Лучше направить поезд по иному пути, лучше заключить сделку. Лучше быть уверенным, что весы, находящиеся всегда в неравновесии, хотя бы на этот раз склонятся одной чашей в его сторону.
Лучше перестать о ней думать — даже тогда он понимал это. Но она продолжала возвращаться…
Следовательно, небольшая проверка. Вы действительно так сильно хотите этого ученичества, мисс Грейнджер? Разумеется, она прошла проверку с отличием.
Все, что он сказал ей после того, как к ней вернулось сознание, даже намек на постельные отношения, было тщательно срежиссированно — так, чтобы донести до нее суть его предложения и не говорить при этом ничего в лоб и таким образом отмести всякую возможность презрения. Разумеется, только если эта так называемая «самая умная ведьма своего возраста» будет действительно достаточно умна, чтобы понять скрытый смысл его предложения. И то, что потом она обвинила его во лжи, все еще уязвляло его.

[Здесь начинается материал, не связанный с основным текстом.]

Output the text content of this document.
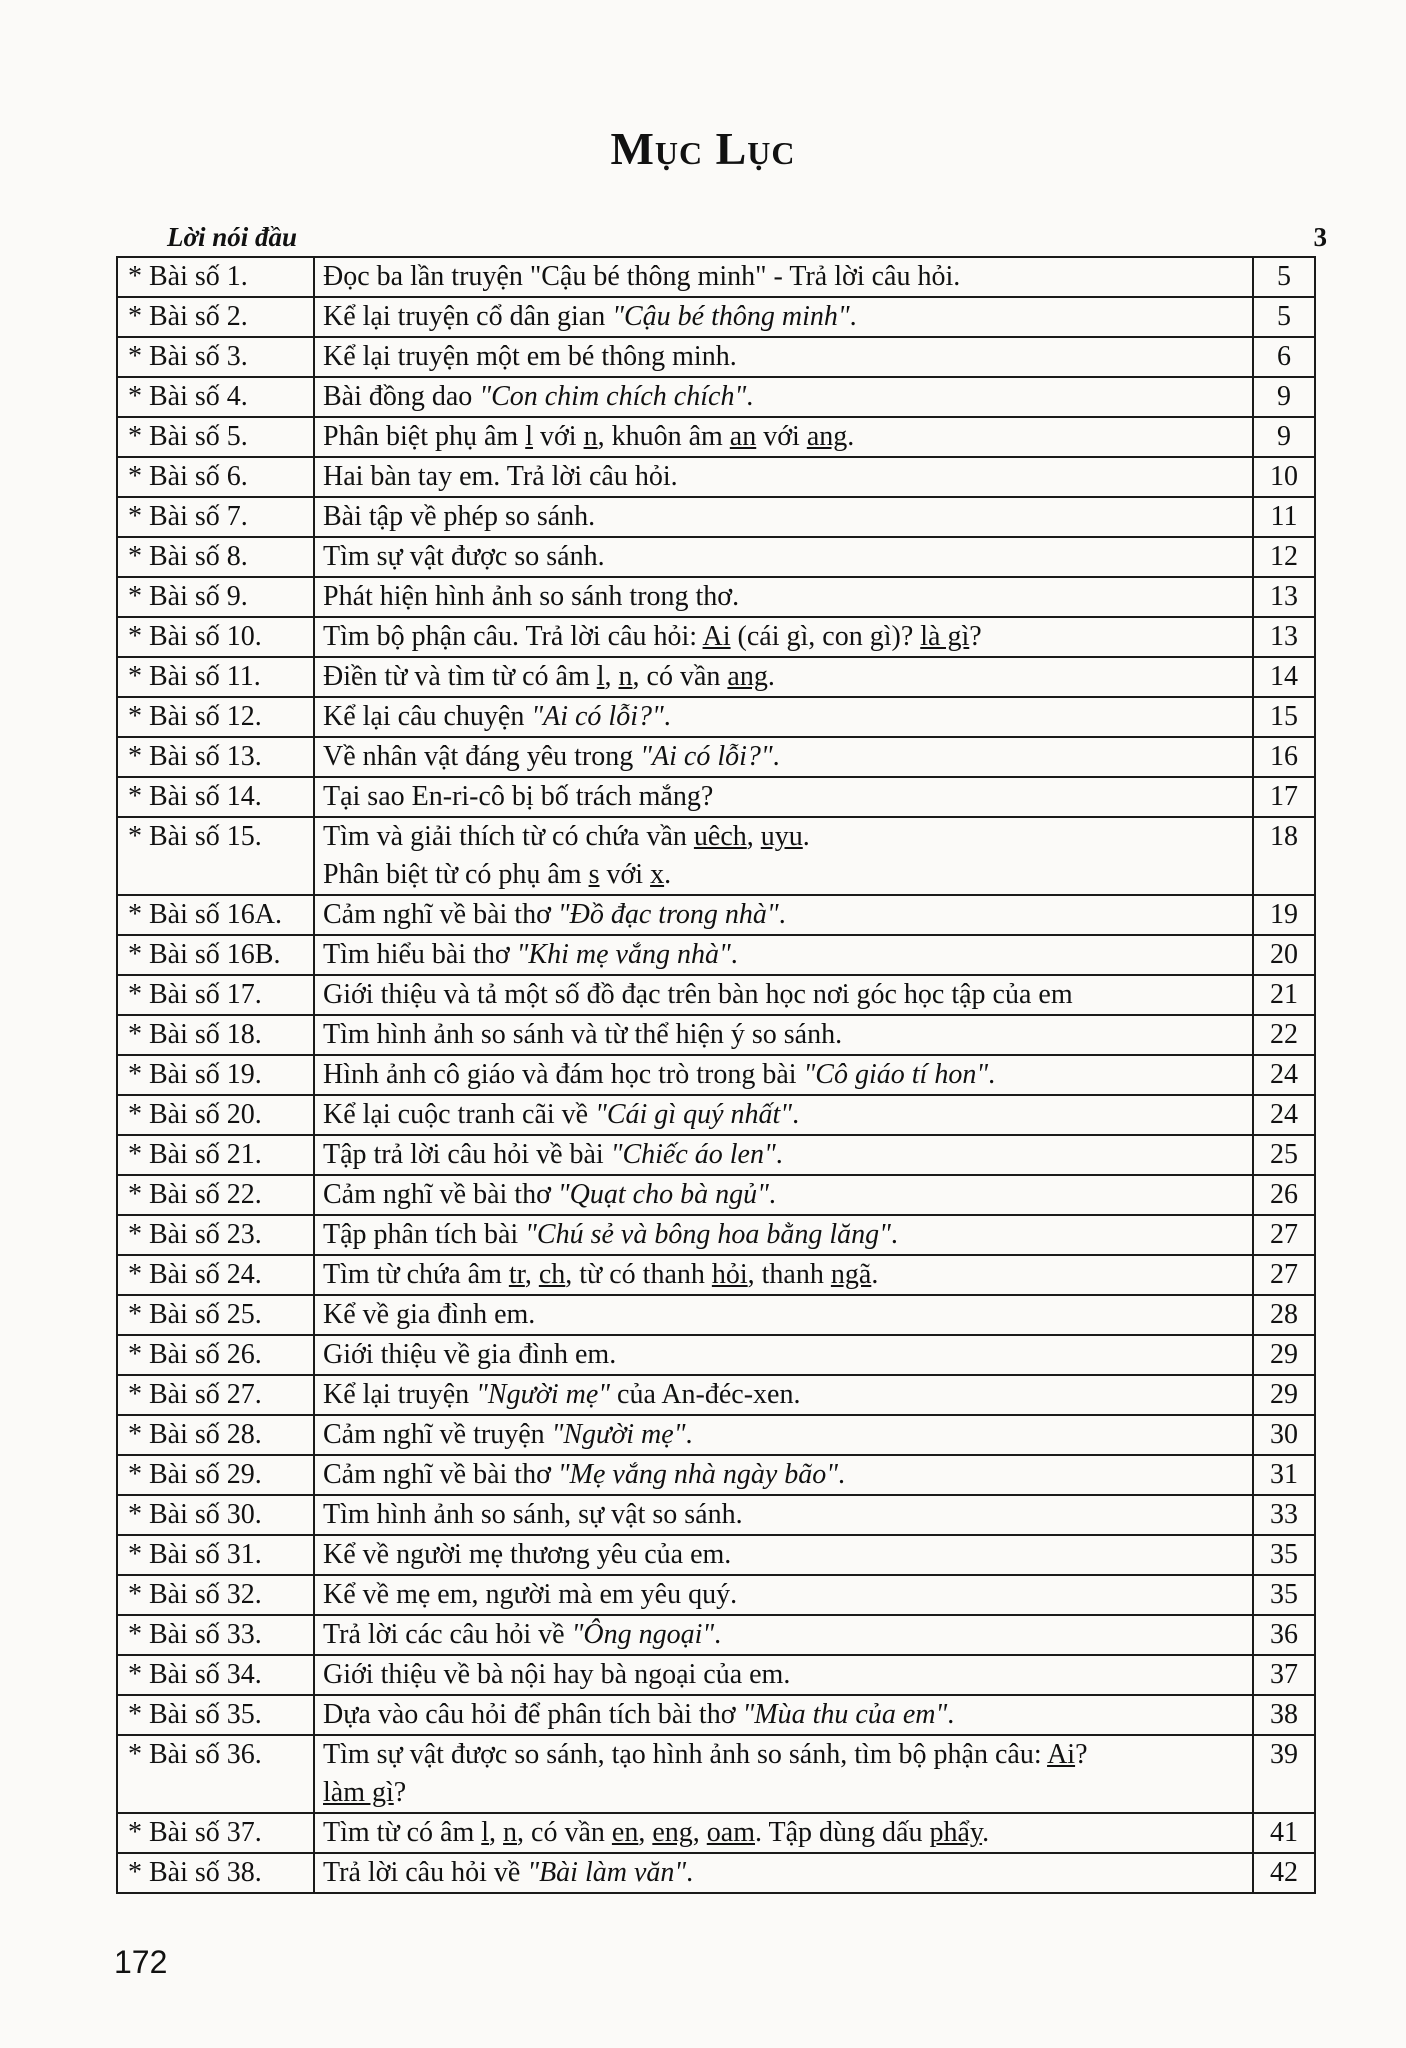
Mục Lục
Lời nói đầu	3
* Bài số 1.	Đọc ba lần truyện "Cậu bé thông minh" - Trả lời câu hỏi.	5
* Bài số 2.	Kể lại truyện cổ dân gian "Cậu bé thông minh".	5
* Bài số 3.	Kể lại truyện một em bé thông minh.	6
* Bài số 4.	Bài đồng dao "Con chim chích chích".	9
* Bài số 5.	Phân biệt phụ âm l với n, khuôn âm an với ang.	9
* Bài số 6.	Hai bàn tay em. Trả lời câu hỏi.	10
* Bài số 7.	Bài tập về phép so sánh.	11
* Bài số 8.	Tìm sự vật được so sánh.	12
* Bài số 9.	Phát hiện hình ảnh so sánh trong thơ.	13
* Bài số 10.	Tìm bộ phận câu. Trả lời câu hỏi: Ai (cái gì, con gì)? là gì?	13
* Bài số 11.	Điền từ và tìm từ có âm l, n, có vần ang.	14
* Bài số 12.	Kể lại câu chuyện "Ai có lỗi?".	15
* Bài số 13.	Về nhân vật đáng yêu trong "Ai có lỗi?".	16
* Bài số 14.	Tại sao En-ri-cô bị bố trách mắng?	17
* Bài số 15.	Tìm và giải thích từ có chứa vần uêch, uyu.
Phân biệt từ có phụ âm s với x.	18
* Bài số 16A.	Cảm nghĩ về bài thơ "Đồ đạc trong nhà".	19
* Bài số 16B.	Tìm hiểu bài thơ "Khi mẹ vắng nhà".	20
* Bài số 17.	Giới thiệu và tả một số đồ đạc trên bàn học nơi góc học tập của em	21
* Bài số 18.	Tìm hình ảnh so sánh và từ thể hiện ý so sánh.	22
* Bài số 19.	Hình ảnh cô giáo và đám học trò trong bài "Cô giáo tí hon".	24
* Bài số 20.	Kể lại cuộc tranh cãi về "Cái gì quý nhất".	24
* Bài số 21.	Tập trả lời câu hỏi về bài "Chiếc áo len".	25
* Bài số 22.	Cảm nghĩ về bài thơ "Quạt cho bà ngủ".	26
* Bài số 23.	Tập phân tích bài "Chú sẻ và bông hoa bằng lăng".	27
* Bài số 24.	Tìm từ chứa âm tr, ch, từ có thanh hỏi, thanh ngã.	27
* Bài số 25.	Kể về gia đình em.	28
* Bài số 26.	Giới thiệu về gia đình em.	29
* Bài số 27.	Kể lại truyện "Người mẹ" của An-đéc-xen.	29
* Bài số 28.	Cảm nghĩ về truyện "Người mẹ".	30
* Bài số 29.	Cảm nghĩ về bài thơ "Mẹ vắng nhà ngày bão".	31
* Bài số 30.	Tìm hình ảnh so sánh, sự vật so sánh.	33
* Bài số 31.	Kể về người mẹ thương yêu của em.	35
* Bài số 32.	Kể về mẹ em, người mà em yêu quý.	35
* Bài số 33.	Trả lời các câu hỏi về "Ông ngoại".	36
* Bài số 34.	Giới thiệu về bà nội hay bà ngoại của em.	37
* Bài số 35.	Dựa vào câu hỏi để phân tích bài thơ "Mùa thu của em".	38
* Bài số 36.	Tìm sự vật được so sánh, tạo hình ảnh so sánh, tìm bộ phận câu: Ai?
làm gì?	39
* Bài số 37.	Tìm từ có âm l, n, có vần en, eng, oam. Tập dùng dấu phẩy.	41
* Bài số 38.	Trả lời câu hỏi về "Bài làm văn".	42
172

Разумеется, он с самого начала подозревал, что она, возможно, не так уж хорошо знакома с магическим обществом, чтобы предугадать последствия подписания договора, по которому полный контроль передается другому человеку. Но если она не обдумала все хорошенько, то едва ли в том была его вина, правда же? Когда хоть кто-то по отношению к нему был милосерден — к нему, сыну своего отца, неуклюжему и ершистому, распределенному на тот факультет, который заклеймили (взрослые, без сомнения) как воплощение и средоточие зла? Он понимал, что ему следует быть благодарным за второй шанс, который был ему дан после того, как он доказал, что и сам часть этого зла. И все же Дамблдор был его тюремщиком, поэтому никакой благодарности к директору он не испытывал. (Минерва была другой, правда. Естественно, он избегал ее. Проведи они бок о бок относительно много времени, ей пришлось бы пересмотреть свое явно хорошее мнение о нем.)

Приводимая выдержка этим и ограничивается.